Decades of field data allowed them to observe changes in feeding adaptations exhibited as adjustments in morphology and habitat use due to an ever-changing environment. What happened really was successful adaptation and transgenerational inheritance of novel phenotypic changes, which maybe are partly mediated epigenetically.
Re-inventing Darwinian and Lamarckian views of evolution
One of the main arguments of the book is the need to revisit the universally accepted theory of evolution or Neo-Darwinism, which is based on changing gene frequencies across a particular genome in space and time. Following the recent advances in mechanistic study of epigenetics, there is a need to explore how such processes play a role in broad evolutionary biology questions, like speciation and natural selection.
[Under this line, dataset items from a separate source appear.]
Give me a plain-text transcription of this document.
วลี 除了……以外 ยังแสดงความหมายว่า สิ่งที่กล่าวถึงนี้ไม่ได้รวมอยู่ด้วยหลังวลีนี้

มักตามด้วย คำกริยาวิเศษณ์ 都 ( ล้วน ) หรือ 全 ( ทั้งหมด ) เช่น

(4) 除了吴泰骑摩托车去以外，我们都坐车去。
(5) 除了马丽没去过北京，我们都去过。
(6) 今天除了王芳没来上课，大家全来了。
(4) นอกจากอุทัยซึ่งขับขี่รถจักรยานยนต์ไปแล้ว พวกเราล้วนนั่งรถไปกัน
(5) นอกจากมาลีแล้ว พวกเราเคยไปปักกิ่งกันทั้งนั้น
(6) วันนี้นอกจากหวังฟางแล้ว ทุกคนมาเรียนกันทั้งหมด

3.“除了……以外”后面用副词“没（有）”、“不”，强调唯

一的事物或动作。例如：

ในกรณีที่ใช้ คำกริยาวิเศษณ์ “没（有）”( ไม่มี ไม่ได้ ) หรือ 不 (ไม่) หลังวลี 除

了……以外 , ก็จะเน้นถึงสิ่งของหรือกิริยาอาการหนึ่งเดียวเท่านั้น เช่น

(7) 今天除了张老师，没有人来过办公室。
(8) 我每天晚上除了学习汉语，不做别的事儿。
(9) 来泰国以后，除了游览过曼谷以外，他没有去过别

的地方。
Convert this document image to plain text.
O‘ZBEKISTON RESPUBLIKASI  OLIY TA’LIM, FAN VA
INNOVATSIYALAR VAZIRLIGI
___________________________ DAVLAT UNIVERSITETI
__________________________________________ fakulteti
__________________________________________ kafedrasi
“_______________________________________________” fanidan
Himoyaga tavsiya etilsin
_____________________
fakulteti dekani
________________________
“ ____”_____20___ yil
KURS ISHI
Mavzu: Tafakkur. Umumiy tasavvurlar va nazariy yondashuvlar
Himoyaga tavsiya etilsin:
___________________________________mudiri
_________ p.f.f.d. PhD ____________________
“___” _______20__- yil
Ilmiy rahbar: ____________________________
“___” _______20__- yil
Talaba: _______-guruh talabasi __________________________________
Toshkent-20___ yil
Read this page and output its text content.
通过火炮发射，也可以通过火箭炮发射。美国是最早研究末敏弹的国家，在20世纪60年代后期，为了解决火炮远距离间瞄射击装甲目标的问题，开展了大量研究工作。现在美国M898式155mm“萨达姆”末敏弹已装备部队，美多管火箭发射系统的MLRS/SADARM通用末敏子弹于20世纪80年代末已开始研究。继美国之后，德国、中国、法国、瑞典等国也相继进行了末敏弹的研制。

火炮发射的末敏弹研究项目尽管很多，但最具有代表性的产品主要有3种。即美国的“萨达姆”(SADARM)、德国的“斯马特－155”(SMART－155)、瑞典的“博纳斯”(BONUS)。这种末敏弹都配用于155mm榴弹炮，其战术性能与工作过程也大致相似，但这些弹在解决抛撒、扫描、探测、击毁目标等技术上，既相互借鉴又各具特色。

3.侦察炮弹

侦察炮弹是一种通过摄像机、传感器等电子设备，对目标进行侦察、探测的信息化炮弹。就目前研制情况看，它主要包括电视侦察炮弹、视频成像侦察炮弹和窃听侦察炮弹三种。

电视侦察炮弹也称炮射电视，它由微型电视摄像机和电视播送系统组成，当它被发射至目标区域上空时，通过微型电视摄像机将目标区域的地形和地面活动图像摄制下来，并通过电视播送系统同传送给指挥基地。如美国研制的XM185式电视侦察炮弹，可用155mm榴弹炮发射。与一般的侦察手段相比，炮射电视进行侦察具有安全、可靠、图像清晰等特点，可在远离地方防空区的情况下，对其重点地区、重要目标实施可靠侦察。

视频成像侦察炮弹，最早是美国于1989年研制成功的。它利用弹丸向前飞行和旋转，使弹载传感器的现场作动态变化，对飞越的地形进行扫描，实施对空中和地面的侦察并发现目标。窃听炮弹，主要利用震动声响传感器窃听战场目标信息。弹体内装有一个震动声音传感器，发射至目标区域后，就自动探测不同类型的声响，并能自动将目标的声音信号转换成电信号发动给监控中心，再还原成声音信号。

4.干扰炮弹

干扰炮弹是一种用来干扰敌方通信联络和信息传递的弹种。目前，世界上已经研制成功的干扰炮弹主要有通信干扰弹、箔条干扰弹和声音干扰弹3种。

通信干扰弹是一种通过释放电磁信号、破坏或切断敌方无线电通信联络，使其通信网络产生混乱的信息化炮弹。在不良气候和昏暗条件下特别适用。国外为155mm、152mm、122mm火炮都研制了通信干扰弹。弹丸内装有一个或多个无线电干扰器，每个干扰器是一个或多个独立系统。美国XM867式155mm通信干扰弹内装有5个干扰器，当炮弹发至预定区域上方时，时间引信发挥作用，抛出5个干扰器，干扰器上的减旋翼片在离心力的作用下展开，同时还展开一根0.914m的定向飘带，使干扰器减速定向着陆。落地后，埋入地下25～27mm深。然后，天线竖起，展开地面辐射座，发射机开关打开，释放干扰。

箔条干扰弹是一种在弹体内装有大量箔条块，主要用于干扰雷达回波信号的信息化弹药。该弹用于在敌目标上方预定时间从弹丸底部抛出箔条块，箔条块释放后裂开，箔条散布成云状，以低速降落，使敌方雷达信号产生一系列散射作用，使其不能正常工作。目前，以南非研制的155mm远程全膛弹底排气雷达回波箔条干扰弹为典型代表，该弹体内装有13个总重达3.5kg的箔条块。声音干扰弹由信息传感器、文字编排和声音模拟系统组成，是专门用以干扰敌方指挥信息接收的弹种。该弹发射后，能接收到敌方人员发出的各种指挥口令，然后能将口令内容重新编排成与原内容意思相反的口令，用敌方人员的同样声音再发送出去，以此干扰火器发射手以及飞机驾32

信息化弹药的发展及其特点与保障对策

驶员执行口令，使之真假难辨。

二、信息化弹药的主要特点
To quote:
“There is a need to understand the relation between heredity and on the premise that natural selection has different results across a spectrum of heritable variations. With epigenetic systems in place and recognised, a research that will integrate development and evolution would result to a more powerful Darwinian theory.”
Amazingly, this realisation brings back again (after all) Charles Darwin and his “Origin of Species”, which is compatible and complementary to the Lamarckian view. The unlikely return to Lamarckian views of evolutionary mechanisms of inheritance, which states that it should encompass “both genetic and non-genetic developmental resources”, is unanimously sensible at this point.
In the end, Moore believes that the burgeoning field of epigenetics has finally provided the mechanistic explanation to Darwin’s theory. As epigenetics becomes more prevalent and influential in so many fields, such as in medicine, pathology and law (I am hoping so!), it is predicted that it will be a “monumental” step towards how we view life. Its impact is potentially revolutionary in the sense that it transcends from the minute DNA molecules to social and cultural hierarchies of human civilisation.